When G7 leaders meet in England later this week, correcting this imbalance should be the first item on the agenda. On both pragmatic and moral grounds, the case for concerted action is clear. No country is protected against Covid-19 until every country is protected. The more the virus circulates, the more it is likely to mutate. Some strains are already putting up resistance to approved vaccines and could jeopardise plans to reopen economies; future ones could pose even greater challenges. The cost of a two-dose vaccine is as low as $4, yet that's just a fraction of the cost of each case of infection – through healthcare costs, lost education, stalled economic activity, pressure on households and other factors.
The global vaccination target is currently set at 30 per cent. That's not ambitious enough
But the strongest argument for equity of vaccine distribution is a moral one. The pandemic has been a grim reminder of the structural inequalities between rich and poor. It is indefensible that healthy young westerners at miniscule risk of dying from the virus have access to vaccines while the elderly and medically-vulnerable in Africa or Latin America must wait.

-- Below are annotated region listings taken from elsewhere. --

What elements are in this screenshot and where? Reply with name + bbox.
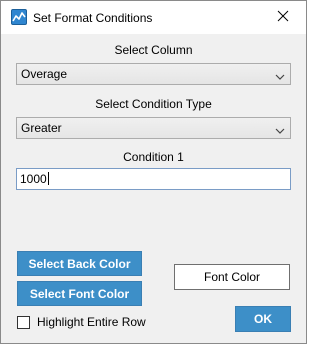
font-color-preview[interactable]: Font Color bbox=[174, 264, 290, 290]
column-select[interactable]: Overage bbox=[16, 63, 291, 85]
set-format-conditions-dialog: Set Format Conditions Select Column Over… bbox=[0, 0, 307, 344]
select-column-label: Select Column bbox=[114, 43, 193, 57]
chevron-down-icon bbox=[275, 70, 285, 80]
highlight-entire-row-option[interactable]: Highlight Entire Row bbox=[17, 314, 146, 330]
condition-1-label: Condition 1 bbox=[123, 150, 184, 164]
close-icon bbox=[277, 10, 289, 25]
select-font-color-button[interactable]: Select Font Color bbox=[17, 281, 142, 306]
ok-button[interactable]: OK bbox=[235, 306, 291, 332]
chart-line-icon bbox=[11, 9, 27, 25]
highlight-entire-row-label: Highlight Entire Row bbox=[37, 315, 146, 329]
condition-type-select[interactable]: Greater bbox=[16, 117, 291, 139]
select-back-color-button[interactable]: Select Back Color bbox=[17, 251, 142, 276]
select-condition-type-label: Select Condition Type bbox=[95, 97, 212, 111]
close-button[interactable] bbox=[260, 1, 306, 34]
condition-1-input[interactable]: 1000 bbox=[16, 168, 291, 190]
text-caret bbox=[47, 172, 49, 185]
condition-1-value: 1000 bbox=[20, 172, 47, 186]
highlight-entire-row-checkbox[interactable] bbox=[17, 315, 30, 329]
window-title: Set Format Conditions bbox=[33, 11, 153, 25]
condition-type-select-value: Greater bbox=[21, 121, 62, 135]
title-bar[interactable]: Set Format Conditions bbox=[1, 1, 306, 34]
column-select-value: Overage bbox=[21, 67, 68, 81]
chevron-down-icon bbox=[275, 124, 285, 134]
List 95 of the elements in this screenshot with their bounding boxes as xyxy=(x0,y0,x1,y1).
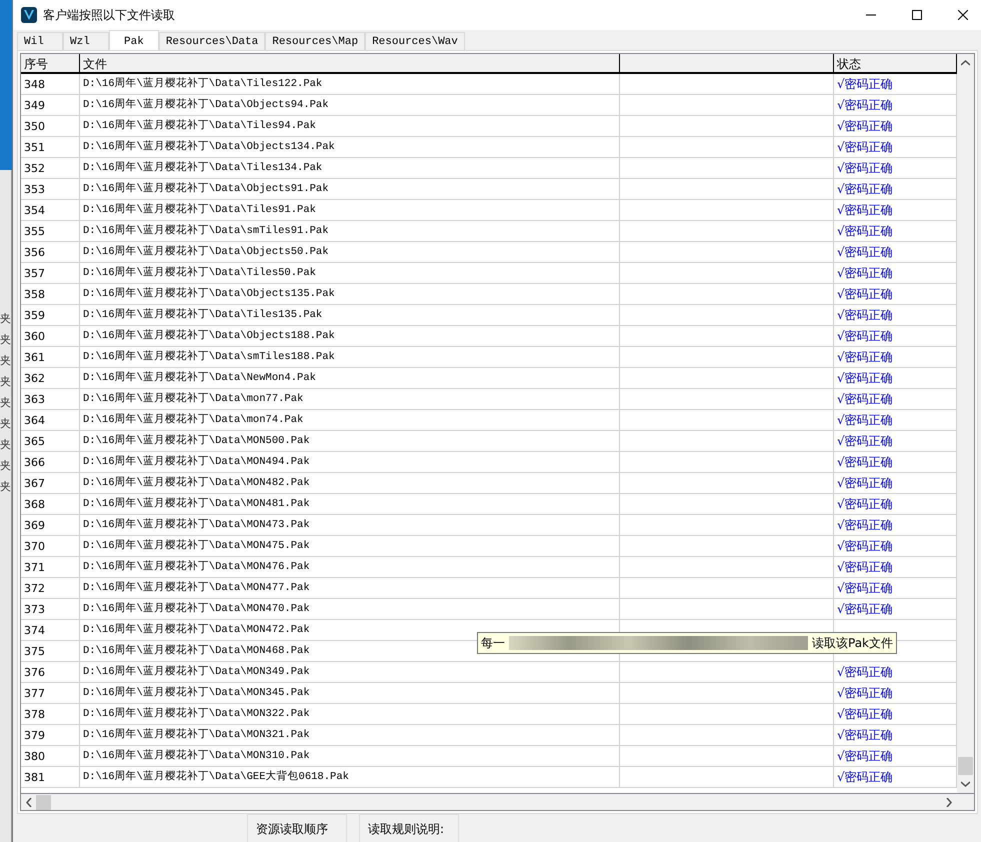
scroll-thumb[interactable] xyxy=(958,757,973,775)
table-cell: D:\16周年\蓝月樱花补丁\Data\MON322.Pak xyxy=(80,704,620,724)
table-cell: 358 xyxy=(21,284,80,304)
table-cell: D:\16周年\蓝月樱花补丁\Data\MON500.Pak xyxy=(80,431,620,451)
table-cell: D:\16周年\蓝月樱花补丁\Data\Objects134.Pak xyxy=(80,137,620,157)
group-box-title: 读取规则说明: xyxy=(359,814,459,842)
table-cell: 377 xyxy=(21,683,80,703)
table-cell: D:\16周年\蓝月樱花补丁\Data\MON345.Pak xyxy=(80,683,620,703)
scroll-thumb[interactable] xyxy=(36,794,51,810)
table-cell: 369 xyxy=(21,515,80,535)
table-cell: D:\16周年\蓝月樱花补丁\Data\MON476.Pak xyxy=(80,557,620,577)
table-cell: 370 xyxy=(21,536,80,556)
table-cell: 379 xyxy=(21,725,80,745)
table-cell: 352 xyxy=(21,158,80,178)
tab[interactable]: Wil xyxy=(17,32,63,52)
table-cell: 350 xyxy=(21,116,80,136)
table-cell: D:\16周年\蓝月樱花补丁\Data\MON473.Pak xyxy=(80,515,620,535)
close-icon xyxy=(958,10,968,20)
table-cell: 355 xyxy=(21,221,80,241)
window-title: 客户端按照以下文件读取 xyxy=(43,6,176,24)
maximize-icon xyxy=(912,10,922,20)
table-cell: 365 xyxy=(21,431,80,451)
background-window-label: 夹 xyxy=(0,374,11,390)
table-cell: D:\16周年\蓝月樱花补丁\Data\MON481.Pak xyxy=(80,494,620,514)
table-cell: 357 xyxy=(21,263,80,283)
column-header[interactable]: 序号 xyxy=(21,54,80,74)
table-cell: D:\16周年\蓝月樱花补丁\Data\Tiles94.Pak xyxy=(80,116,620,136)
table-cell: 375 xyxy=(21,641,80,661)
table-cell: D:\16周年\蓝月樱花补丁\Data\MON477.Pak xyxy=(80,578,620,598)
table-cell: 381 xyxy=(21,767,80,787)
table-cell: 361 xyxy=(21,347,80,367)
table-cell: D:\16周年\蓝月樱花补丁\Data\MON321.Pak xyxy=(80,725,620,745)
table-cell: 368 xyxy=(21,494,80,514)
tab[interactable]: Resources\Map xyxy=(265,32,366,52)
table-cell: 353 xyxy=(21,179,80,199)
table-cell: D:\16周年\蓝月樱花补丁\Data\MON494.Pak xyxy=(80,452,620,472)
table-cell: D:\16周年\蓝月樱花补丁\Data\Objects50.Pak xyxy=(80,242,620,262)
background-window-label: 夹 xyxy=(0,353,11,369)
table-cell: 348 xyxy=(21,74,80,94)
table-cell: 359 xyxy=(21,305,80,325)
tab[interactable]: Pak xyxy=(109,30,159,52)
background-window-label: 夹 xyxy=(0,332,11,348)
table-cell: 374 xyxy=(21,620,80,640)
table-cell: D:\16周年\蓝月樱花补丁\Data\MON470.Pak xyxy=(80,599,620,619)
table-cell: 366 xyxy=(21,452,80,472)
table-cell: D:\16周年\蓝月樱花补丁\Data\Objects135.Pak xyxy=(80,284,620,304)
table-cell: 363 xyxy=(21,389,80,409)
app-icon xyxy=(21,7,37,23)
background-window-label: 夹 xyxy=(0,437,11,453)
table-cell: D:\16周年\蓝月樱花补丁\Data\MON482.Pak xyxy=(80,473,620,493)
tab[interactable]: Wzl xyxy=(63,32,109,52)
table-cell: 362 xyxy=(21,368,80,388)
table-cell: 351 xyxy=(21,137,80,157)
table-cell: D:\16周年\蓝月樱花补丁\Data\Tiles134.Pak xyxy=(80,158,620,178)
table-cell: D:\16周年\蓝月樱花补丁\Data\mon74.Pak xyxy=(80,410,620,430)
table-cell: 373 xyxy=(21,599,80,619)
scroll-right-icon[interactable] xyxy=(946,798,952,806)
table-cell: D:\16周年\蓝月樱花补丁\Data\Tiles122.Pak xyxy=(80,74,620,94)
table-cell: D:\16周年\蓝月樱花补丁\Data\Objects188.Pak xyxy=(80,326,620,346)
table-cell: D:\16周年\蓝月樱花补丁\Data\Tiles91.Pak xyxy=(80,200,620,220)
group-box-title: 资源读取顺序 xyxy=(247,814,347,842)
scroll-down-icon[interactable] xyxy=(961,781,970,787)
table-cell: D:\16周年\蓝月樱花补丁\Data\GEE大背包0618.Pak xyxy=(80,767,620,787)
table-cell: D:\16周年\蓝月樱花补丁\Data\Tiles135.Pak xyxy=(80,305,620,325)
table-cell: D:\16周年\蓝月樱花补丁\Data\mon77.Pak xyxy=(80,389,620,409)
background-window-label: 夹 xyxy=(0,416,11,432)
table-cell: D:\16周年\蓝月樱花补丁\Data\smTiles188.Pak xyxy=(80,347,620,367)
table-cell: D:\16周年\蓝月樱花补丁\Data\Tiles50.Pak xyxy=(80,263,620,283)
table-cell: 349 xyxy=(21,95,80,115)
table-cell: D:\16周年\蓝月樱花补丁\Data\Objects91.Pak xyxy=(80,179,620,199)
tab[interactable]: Resources\Wav xyxy=(365,32,465,52)
table-cell: 360 xyxy=(21,326,80,346)
table-cell: D:\16周年\蓝月樱花补丁\Data\MON475.Pak xyxy=(80,536,620,556)
table-cell: D:\16周年\蓝月樱花补丁\Data\NewMon4.Pak xyxy=(80,368,620,388)
table-cell: D:\16周年\蓝月樱花补丁\Data\Objects94.Pak xyxy=(80,95,620,115)
table-cell: 372 xyxy=(21,578,80,598)
background-window-label: 夹 xyxy=(0,395,11,411)
background-window-label: 夹 xyxy=(0,458,11,474)
scroll-left-icon[interactable] xyxy=(26,798,32,806)
table-cell: 354 xyxy=(21,200,80,220)
table-cell: 364 xyxy=(21,410,80,430)
background-window-label: 夹 xyxy=(0,311,11,327)
background-window-label: 夹 xyxy=(0,479,11,495)
table-cell: 378 xyxy=(21,704,80,724)
table-cell: 380 xyxy=(21,746,80,766)
table-cell: 371 xyxy=(21,557,80,577)
table-cell: D:\16周年\蓝月樱花补丁\Data\MON349.Pak xyxy=(80,662,620,682)
table-cell: D:\16周年\蓝月樱花补丁\Data\smTiles91.Pak xyxy=(80,221,620,241)
table-cell: 356 xyxy=(21,242,80,262)
column-header[interactable]: 文件 xyxy=(80,54,620,74)
table-cell: D:\16周年\蓝月樱花补丁\Data\MON310.Pak xyxy=(80,746,620,766)
table-cell: 376 xyxy=(21,662,80,682)
tooltip-text: 读取该Pak文件 xyxy=(812,634,893,652)
table-cell: 367 xyxy=(21,473,80,493)
scroll-up-icon[interactable] xyxy=(961,60,970,66)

Emerging research suggests that death rates in many developing countries are much higher than originally reported – Peru last week said its Covid-19 death toll was almost three times as high as it first reported – and the virus is still rampant in many regions.
It’s not too late to avoid a permanent stain on humanity’s conscience. While the Covax vaccine-sharing initiative has brought live-saving shots to many developing countries, it needs far more donations. The global vaccination target is currently set at 30 per cent. That’s not ambitious enough. Through investment in production as well as patent waivers and a greater willingness among rich states to share their supply, global inoculation rates could increase dramatically.
But it will require leadership from the world’s major powers. The IMF calculates that $50 billion in new spending could significantly accelerate the end of the pandemic in the developing world. In a very real sense, G7 leaders face life-or-death decisions when they meet this week.